Nadia menuturkan kejadian tersebut dirinya sedang menghadiri acara maulid di Kecamatan Cibaliung, Kabupaten Pandeglang Oktober 2022. Saat itu ia diundang untuk mengisi acara Maulid Nabi sebagai qariah dan saat membaca lantunan ayat suci dan saat itu panitia baik laki-laki maupun perempuan menyawernya.
Meskipun salah satu pelaku sawer telah meminta maaf atas perbuatannya dan mengatakan tidak mempunyai maksud tertentu apalagi melecehkan agama namun masalah ini tetap menuai hujatan.
Tidak berselang lama Ketua Majelis Ulama Indonesia (MUI) Pusat Cholil Nafis menyatakan bahwa saweran uang kepada Qari atau Qariah merupakan cara yang salah dan tak menghormati majelis. Cholil melalui akun Twitternya menyatakan bahwa ini cara yang salah dan tak menghormati majelis. Perbuatan haram dan melanggar nilai-nilai kesopanan.
Begitu pula Direktur Jenderal Bimas Islam Kementerian Agama (Kemenag) Kamaruddin Amin menegaskan Qari atau Qariah yang disawer uang telah mengurangi sakralitasnya pembacaan ayat suci Al-Qur'an. Kamaruddin juga menjelaskan pada Qari atau Qariah dan kitab Al-Qur'an harus dihargai dengan standar etika yang tinggi. Ia menegaskan sudah seharusnya mendengarkannya dengan khusyuk ketika ayat suci Al-Qur'an dibacakan.
Kasus disawernya seorang qariah yang sedang membaca Al-Qur'an tersebut tentu sangat memprihatinkan bagi kita khususnya umat Islam dan bisa dikatakan sebagai salah satu bentuk pelecehan dan desakralisasi terhadap Al-Qur'an. Hal ini menunjukkan sudah hilangnya adab terhadap kitab suci yang seharusnya dijunjung tinggi.
Tetapi keinginan kita saat ini untuk menjungjung tinggi Al-Qur'an menjadi satu hal yang sulit untuk diwujudkan dalam sistem sekuler yang menjauhkan agama dalam kehidupan dan justru berlandaskan HAM dan menjunjung tinggi kebebasan perilaku.

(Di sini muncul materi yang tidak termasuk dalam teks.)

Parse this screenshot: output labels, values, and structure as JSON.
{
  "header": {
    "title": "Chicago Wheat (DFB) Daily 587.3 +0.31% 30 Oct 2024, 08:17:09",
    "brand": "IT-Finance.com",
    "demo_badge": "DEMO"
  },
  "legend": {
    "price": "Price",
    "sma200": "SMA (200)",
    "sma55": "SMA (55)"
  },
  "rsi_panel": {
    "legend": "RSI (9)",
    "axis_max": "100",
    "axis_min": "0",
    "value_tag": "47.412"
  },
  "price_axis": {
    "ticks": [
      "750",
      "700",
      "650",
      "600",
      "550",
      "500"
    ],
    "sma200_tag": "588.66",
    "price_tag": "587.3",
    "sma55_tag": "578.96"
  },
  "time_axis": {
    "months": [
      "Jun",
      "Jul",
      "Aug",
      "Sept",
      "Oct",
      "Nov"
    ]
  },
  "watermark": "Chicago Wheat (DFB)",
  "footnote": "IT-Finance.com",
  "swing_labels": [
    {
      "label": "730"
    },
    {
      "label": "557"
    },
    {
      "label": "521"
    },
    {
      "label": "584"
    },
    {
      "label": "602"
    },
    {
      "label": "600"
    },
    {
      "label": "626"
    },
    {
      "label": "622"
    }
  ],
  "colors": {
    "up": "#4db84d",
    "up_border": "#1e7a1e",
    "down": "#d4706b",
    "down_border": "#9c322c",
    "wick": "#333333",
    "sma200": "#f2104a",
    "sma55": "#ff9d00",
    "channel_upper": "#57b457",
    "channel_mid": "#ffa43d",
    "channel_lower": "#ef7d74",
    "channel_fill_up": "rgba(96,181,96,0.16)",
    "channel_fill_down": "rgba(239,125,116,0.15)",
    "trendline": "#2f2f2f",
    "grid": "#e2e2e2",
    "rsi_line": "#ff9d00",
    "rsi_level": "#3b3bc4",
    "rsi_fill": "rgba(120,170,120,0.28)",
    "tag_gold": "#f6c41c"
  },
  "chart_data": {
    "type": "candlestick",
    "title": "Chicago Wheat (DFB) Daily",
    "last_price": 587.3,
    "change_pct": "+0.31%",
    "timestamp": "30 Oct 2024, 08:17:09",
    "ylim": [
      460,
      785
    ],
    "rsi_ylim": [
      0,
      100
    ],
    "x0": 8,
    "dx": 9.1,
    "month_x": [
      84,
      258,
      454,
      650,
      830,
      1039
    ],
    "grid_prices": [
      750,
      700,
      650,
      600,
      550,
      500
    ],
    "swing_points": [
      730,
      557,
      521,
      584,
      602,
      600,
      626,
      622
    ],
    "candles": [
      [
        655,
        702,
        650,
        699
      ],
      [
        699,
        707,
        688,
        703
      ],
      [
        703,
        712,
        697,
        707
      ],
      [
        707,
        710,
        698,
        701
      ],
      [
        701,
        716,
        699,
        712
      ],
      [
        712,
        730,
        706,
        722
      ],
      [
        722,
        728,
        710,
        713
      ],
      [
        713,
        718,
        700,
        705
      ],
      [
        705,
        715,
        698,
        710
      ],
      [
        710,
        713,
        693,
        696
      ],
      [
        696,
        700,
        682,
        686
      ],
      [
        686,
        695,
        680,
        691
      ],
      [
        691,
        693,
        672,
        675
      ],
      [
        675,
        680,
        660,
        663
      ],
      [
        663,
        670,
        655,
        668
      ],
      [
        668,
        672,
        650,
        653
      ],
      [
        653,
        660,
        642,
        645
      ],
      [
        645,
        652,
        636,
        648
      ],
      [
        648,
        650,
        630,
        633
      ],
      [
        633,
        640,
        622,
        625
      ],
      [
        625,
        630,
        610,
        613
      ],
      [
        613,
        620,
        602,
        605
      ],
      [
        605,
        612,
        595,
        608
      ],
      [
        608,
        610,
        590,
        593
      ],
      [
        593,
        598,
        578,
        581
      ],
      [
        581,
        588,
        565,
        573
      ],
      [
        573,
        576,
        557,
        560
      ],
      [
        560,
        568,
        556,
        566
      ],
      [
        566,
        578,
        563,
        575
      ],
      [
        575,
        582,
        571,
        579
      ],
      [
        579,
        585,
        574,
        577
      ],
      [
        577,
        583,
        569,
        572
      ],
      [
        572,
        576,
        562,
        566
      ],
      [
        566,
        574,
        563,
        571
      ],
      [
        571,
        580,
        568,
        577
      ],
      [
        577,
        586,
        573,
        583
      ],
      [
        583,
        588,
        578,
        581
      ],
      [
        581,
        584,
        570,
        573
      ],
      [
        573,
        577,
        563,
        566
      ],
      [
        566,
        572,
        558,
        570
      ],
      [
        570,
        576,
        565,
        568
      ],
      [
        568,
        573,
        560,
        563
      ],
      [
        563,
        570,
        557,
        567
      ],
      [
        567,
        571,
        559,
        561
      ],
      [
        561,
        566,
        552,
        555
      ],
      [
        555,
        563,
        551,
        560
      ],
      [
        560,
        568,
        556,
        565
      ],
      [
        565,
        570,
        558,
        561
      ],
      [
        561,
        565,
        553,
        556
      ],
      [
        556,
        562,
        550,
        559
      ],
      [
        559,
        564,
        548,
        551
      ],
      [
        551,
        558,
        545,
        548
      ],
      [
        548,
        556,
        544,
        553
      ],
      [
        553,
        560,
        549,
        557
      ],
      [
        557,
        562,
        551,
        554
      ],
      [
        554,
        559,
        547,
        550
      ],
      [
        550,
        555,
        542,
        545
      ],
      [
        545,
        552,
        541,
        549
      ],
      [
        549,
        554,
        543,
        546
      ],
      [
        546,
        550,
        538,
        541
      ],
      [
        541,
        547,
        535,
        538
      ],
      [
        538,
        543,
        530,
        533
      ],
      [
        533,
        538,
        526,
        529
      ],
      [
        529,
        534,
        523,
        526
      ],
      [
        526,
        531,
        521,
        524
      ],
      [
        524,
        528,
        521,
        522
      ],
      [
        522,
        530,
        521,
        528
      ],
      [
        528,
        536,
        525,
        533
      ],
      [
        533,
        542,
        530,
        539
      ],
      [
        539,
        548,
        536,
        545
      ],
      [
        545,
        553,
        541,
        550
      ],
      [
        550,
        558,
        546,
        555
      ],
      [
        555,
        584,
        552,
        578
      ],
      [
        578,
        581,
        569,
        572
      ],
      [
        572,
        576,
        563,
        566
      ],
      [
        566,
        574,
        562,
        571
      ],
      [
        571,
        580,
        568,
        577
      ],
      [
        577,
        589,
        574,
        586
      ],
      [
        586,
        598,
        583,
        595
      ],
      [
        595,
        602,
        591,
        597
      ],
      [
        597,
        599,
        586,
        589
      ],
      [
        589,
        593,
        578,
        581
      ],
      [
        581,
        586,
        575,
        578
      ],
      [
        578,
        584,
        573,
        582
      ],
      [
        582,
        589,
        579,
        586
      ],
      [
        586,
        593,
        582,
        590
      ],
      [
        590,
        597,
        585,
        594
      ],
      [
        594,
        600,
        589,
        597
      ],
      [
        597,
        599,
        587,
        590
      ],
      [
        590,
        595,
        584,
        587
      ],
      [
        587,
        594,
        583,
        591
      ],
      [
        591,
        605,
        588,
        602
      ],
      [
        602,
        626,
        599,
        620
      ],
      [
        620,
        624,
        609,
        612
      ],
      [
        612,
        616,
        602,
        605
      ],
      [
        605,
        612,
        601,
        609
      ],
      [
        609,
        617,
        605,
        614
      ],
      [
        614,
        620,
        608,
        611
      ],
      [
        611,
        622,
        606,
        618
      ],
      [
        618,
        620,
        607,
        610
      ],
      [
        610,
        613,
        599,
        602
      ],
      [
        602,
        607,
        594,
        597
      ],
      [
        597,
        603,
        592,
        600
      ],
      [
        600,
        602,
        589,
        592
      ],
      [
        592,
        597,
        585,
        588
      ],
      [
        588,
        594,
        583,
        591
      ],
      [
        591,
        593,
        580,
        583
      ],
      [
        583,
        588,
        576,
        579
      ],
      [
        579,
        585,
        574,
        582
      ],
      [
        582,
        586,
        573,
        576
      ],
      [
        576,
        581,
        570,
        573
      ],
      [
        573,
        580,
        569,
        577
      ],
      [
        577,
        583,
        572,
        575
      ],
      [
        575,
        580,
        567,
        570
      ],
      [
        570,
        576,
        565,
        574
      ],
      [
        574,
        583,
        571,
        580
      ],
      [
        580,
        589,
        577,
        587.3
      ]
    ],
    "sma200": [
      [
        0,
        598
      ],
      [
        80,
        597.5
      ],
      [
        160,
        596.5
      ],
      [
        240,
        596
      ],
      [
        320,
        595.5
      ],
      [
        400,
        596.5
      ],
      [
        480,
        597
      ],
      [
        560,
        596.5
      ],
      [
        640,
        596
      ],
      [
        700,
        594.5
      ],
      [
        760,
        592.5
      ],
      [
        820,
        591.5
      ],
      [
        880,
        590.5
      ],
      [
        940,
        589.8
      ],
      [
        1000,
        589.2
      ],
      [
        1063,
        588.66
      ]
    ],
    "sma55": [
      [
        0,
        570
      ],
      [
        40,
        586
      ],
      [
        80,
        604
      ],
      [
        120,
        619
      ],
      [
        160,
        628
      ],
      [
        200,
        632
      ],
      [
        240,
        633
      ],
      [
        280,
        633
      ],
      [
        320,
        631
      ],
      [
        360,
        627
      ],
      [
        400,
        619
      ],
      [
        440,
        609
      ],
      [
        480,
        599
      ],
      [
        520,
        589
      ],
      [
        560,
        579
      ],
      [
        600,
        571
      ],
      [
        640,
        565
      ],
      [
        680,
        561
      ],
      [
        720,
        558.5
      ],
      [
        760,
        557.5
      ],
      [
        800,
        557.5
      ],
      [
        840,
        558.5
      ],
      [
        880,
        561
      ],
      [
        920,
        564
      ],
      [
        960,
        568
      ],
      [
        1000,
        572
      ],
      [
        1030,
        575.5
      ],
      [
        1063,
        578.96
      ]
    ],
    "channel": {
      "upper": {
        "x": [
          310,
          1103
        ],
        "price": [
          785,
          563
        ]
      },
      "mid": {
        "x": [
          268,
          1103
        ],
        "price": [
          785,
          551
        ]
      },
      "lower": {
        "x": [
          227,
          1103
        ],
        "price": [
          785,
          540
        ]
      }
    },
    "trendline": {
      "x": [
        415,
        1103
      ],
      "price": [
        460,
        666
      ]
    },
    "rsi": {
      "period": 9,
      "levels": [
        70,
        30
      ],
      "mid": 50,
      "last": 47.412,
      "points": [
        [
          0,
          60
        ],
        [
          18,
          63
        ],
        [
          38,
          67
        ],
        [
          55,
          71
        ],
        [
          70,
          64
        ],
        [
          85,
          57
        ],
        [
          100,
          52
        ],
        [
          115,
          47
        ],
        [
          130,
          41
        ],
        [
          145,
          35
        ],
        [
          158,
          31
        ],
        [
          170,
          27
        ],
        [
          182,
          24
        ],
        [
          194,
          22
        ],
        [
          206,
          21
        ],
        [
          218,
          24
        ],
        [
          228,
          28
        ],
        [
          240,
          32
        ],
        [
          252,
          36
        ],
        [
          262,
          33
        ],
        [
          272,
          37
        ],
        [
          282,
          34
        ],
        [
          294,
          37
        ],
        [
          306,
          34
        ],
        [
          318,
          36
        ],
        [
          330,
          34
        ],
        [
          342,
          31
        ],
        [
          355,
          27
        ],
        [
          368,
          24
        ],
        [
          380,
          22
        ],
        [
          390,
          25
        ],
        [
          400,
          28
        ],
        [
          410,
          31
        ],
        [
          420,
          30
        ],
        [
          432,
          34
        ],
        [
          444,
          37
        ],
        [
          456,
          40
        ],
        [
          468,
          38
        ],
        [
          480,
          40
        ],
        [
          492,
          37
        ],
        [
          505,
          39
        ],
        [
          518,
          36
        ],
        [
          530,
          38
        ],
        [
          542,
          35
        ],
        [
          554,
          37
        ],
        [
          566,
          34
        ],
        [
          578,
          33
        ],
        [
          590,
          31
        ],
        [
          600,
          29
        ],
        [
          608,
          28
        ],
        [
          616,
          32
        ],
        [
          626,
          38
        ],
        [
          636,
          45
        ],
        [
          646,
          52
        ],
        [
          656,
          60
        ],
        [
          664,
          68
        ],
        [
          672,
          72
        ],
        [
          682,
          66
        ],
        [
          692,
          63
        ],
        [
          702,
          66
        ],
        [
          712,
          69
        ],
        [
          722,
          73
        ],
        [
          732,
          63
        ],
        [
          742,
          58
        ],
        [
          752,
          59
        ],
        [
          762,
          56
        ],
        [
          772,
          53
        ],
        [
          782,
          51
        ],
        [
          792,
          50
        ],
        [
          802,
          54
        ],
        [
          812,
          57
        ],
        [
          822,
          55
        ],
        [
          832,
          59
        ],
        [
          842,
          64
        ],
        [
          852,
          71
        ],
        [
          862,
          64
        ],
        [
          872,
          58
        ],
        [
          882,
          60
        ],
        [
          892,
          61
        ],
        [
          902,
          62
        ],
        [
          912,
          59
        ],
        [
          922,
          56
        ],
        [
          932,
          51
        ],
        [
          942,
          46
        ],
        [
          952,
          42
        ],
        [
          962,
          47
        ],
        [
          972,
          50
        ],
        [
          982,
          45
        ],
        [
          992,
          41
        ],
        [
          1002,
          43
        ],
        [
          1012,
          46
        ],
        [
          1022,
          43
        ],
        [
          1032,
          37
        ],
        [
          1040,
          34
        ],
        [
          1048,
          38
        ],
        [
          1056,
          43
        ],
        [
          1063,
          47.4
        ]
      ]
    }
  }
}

Dengan ide kebebasan tersebut negara menjamin orang untuk berbuat apapun dengan dalih hal tersebut hak asasi manusia. Dengan pemahaman tersebut membuat umat berbuat sekehendak hatinya dan tanpa disadari ternyata telah melecehkan agama.
Di samping itu pendidikan berbasis sekuler telah mencetak generasi yang miskin adab dan justru menghantarkan para generasi ini berbuat sesuka hati dalam kehidupannya tanpa mempedulikan lagi etika apalagi agama.
Hal ini tentu berbeda dengan Islam. Islam mengajarkan bahwa ketika akan melakukan suatu perbuatan harus selalu terikat dengan hukum syarak. Dengan mengetahui hukum syariat tersebut kita akan mengetahui bahwa suatu perbuatan itu hukumnya wajib, haram, sunah, mubah atau haram. Dengan landasan hukum perbuatan tersebut maka akan mempertimbangkan perbuatan yang akan dilakukan. Jadi setiap melakukan perbuatan pasti mempunyai tujuan dan menyadari bahwa dari setiap amal perbuatan pasti akan dimintai pertanggungjawaban. Jadi dengan pemahaman seperti ini tidak akan lagi terjadi pelecehan terhadap Al-Qur'an sebagai kitab suci karena itu adalah perbuatan yang dilarang.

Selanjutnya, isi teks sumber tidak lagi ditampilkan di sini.